She was crying with strong, healthy lungs immediately and has been feisty ever since. She is in the NICU, and she’ll be there for a long time. Kelli and I are expecting that we won’t be able to take her home until around her mid-April due date. She has a long, difficult road ahead of her, but she is in very good shape for being so premature. And she is in the care of some truly amazing people.
Kelli had a very rough night Wednesday. She was unbelievable, just as she has been since being admitted to the hospital Sunday evening. She went to hell and back this week. She is healing up quickly, and we are finally getting some time to breathe.
The two of us are living here at UW Medical Center while Kelli heals. And even after we can go home, we’ll spend much of our time in the NICU with our amazing new daughter. We are very lucky to be surrounded by so many loving people and to have access to such incredible health care.
Avid readers may have noticed the blog go silent this week. Things happened so quickly and unexpectedly, I didn’t have any plan in place to keep things going. I know it might seem silly to worry about a bike blog amid such huge family changes and challenges, but I take this work seriously and appreciate all of you who make it part of your day. I also appreciate all the site’s advertisers and all of you reader supporters who dedicate $5–$20 every month to keep this work going.
In the seven and a half years I’ve been writing Seattle Bike Blog, I’ve spoken with many parents who have lost children in traffic collisions. I always feel a deep gratitude that they are willing to share their most painful stories with me, and am amazed by their strength in the face of tragedy. They gave me strength this week as our family faced some traumatic scares. If they can persevere, we can, too.
I have also spoken to many survivors of terrible traffic trauma, and they taught me about how the physical injuries are only part of the challenge of coming back after such a major event. I am so grateful to them for sharing their stories with me, because I know my family will also need to be patient with each other and seek help if needed as we work through the emotional and mental trauma of this week.

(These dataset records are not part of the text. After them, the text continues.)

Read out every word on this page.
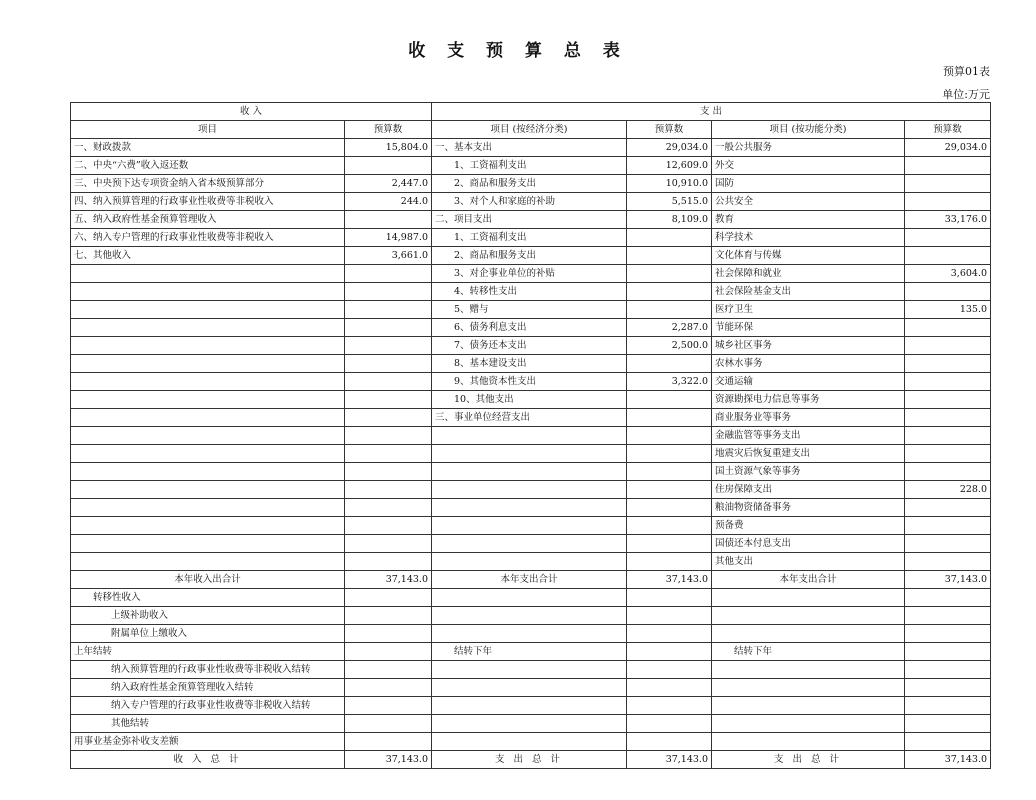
收 支 预 算 总 表
预算01表
单位:万元
收 入		支 出			
项目	预算数	项目 (按经济分类)	预算数	项目 (按功能分类)	预算数
一、财政拨款	15,804.0	一、基本支出	29,034.0	一般公共服务	29,034.0
二、中央“六费”收入返还数		1、工资福利支出	12,609.0	外交	
三、中央预下达专项资金纳入省本级预算部分	2,447.0	2、商品和服务支出	10,910.0	国防	
四、纳入预算管理的行政事业性收费等非税收入	244.0	3、对个人和家庭的补助	5,515.0	公共安全	
五、纳入政府性基金预算管理收入		二、项目支出	8,109.0	教育	33,176.0
六、纳入专户管理的行政事业性收费等非税收入	14,987.0	1、工资福利支出		科学技术	
七、其他收入	3,661.0	2、商品和服务支出		文化体育与传媒	
		3、对企事业单位的补贴		社会保障和就业	3,604.0
		4、转移性支出		社会保险基金支出	
		5、赠与		医疗卫生	135.0
		6、债务利息支出	2,287.0	节能环保	
		7、债务还本支出	2,500.0	城乡社区事务	
		8、基本建设支出		农林水事务	
		9、其他资本性支出	3,322.0	交通运输	
		10、其他支出		资源勘探电力信息等事务	
		三、事业单位经营支出		商业服务业等事务	
				金融监管等事务支出	
				地震灾后恢复重建支出	
				国土资源气象等事务	
				住房保障支出	228.0
				粮油物资储备事务	
				预备费	
				国债还本付息支出	
				其他支出	
本年收入出合计	37,143.0	本年支出合计	37,143.0	本年支出合计	37,143.0
转移性收入					
上级补助收入					
附属单位上缴收入					
上年结转		结转下年		结转下年	
纳入预算管理的行政事业性收费等非税收入结转					
纳入政府性基金预算管理收入结转					
纳入专户管理的行政事业性收费等非税收入结转					
其他结转					
用事业基金弥补收支差额					
收 入 总 计	37,143.0	支 出 总 计	37,143.0	支 出 总 计	37,143.0
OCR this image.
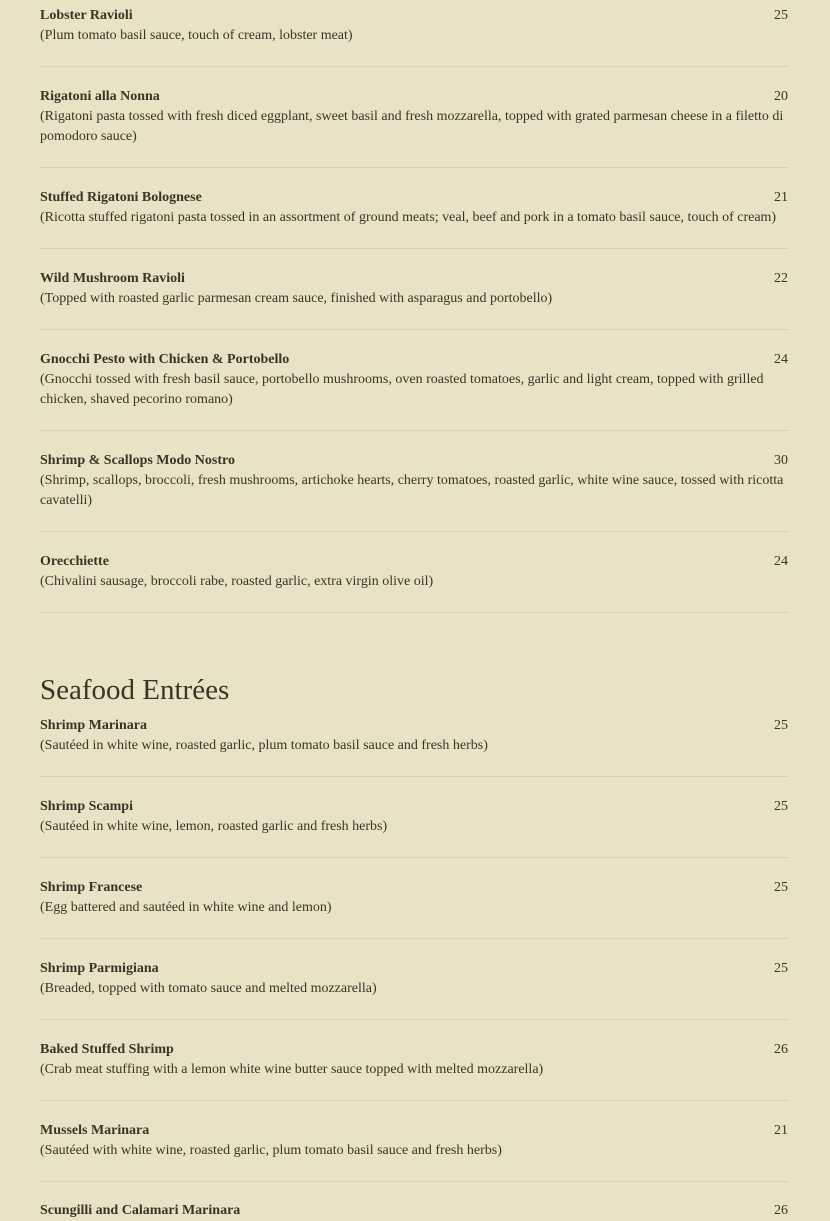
Lobster Ravioli	25
(Plum tomato basil sauce, touch of cream, lobster meat)
Rigatoni alla Nonna	20
(Rigatoni pasta tossed with fresh diced eggplant, sweet basil and fresh mozzarella, topped with grated parmesan cheese in a filetto di pomodoro sauce)
Stuffed Rigatoni Bolognese	21
(Ricotta stuffed rigatoni pasta tossed in an assortment of ground meats; veal, beef and pork in a tomato basil sauce, touch of cream)
Wild Mushroom Ravioli	22
(Topped with roasted garlic parmesan cream sauce, finished with asparagus and portobello)
Gnocchi Pesto with Chicken & Portobello	24
(Gnocchi tossed with fresh basil sauce, portobello mushrooms, oven roasted tomatoes, garlic and light cream, topped with grilled chicken, shaved pecorino romano)
Shrimp & Scallops Modo Nostro	30
(Shrimp, scallops, broccoli, fresh mushrooms, artichoke hearts, cherry tomatoes, roasted garlic, white wine sauce, tossed with ricotta cavatelli)
Orecchiette	24
(Chivalini sausage, broccoli rabe, roasted garlic, extra virgin olive oil)
Seafood Entrées
Shrimp Marinara	25
(Sautéed in white wine, roasted garlic, plum tomato basil sauce and fresh herbs)
Shrimp Scampi	25
(Sautéed in white wine, lemon, roasted garlic and fresh herbs)
Shrimp Francese	25
(Egg battered and sautéed in white wine and lemon)
Shrimp Parmigiana	25
(Breaded, topped with tomato sauce and melted mozzarella)
Baked Stuffed Shrimp	26
(Crab meat stuffing with a lemon white wine butter sauce topped with melted mozzarella)
Mussels Marinara	21
(Sautéed with white wine, roasted garlic, plum tomato basil sauce and fresh herbs)
Scungilli and Calamari Marinara	26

Given how long Fiona will stay in the NICU and how unpredictable the next few months will be, I wanted you all to know why posting here will be sporadic. I am going to prioritize family over this blog.
But this blog is also fun for me to write. So while it is my work, it is also how I relax and process the world around me. It’s meditative for me, in a way, providing a rhythm for my days. So I will keep writing when it works into my days.
Perhaps the biggest change is that I will not be quick to post about breaking news. I will also be much slower to respond to reader emails and tweets, and I have closed comments on all posts older than 60 days.
But it’s not going on hiatus. I have some great guest reporting already lined up, and I may have plenty of time to sit in the NICU with my laptop, pondering the pure wonder of life and writing about bikes.
Thank you all for reading, and take care.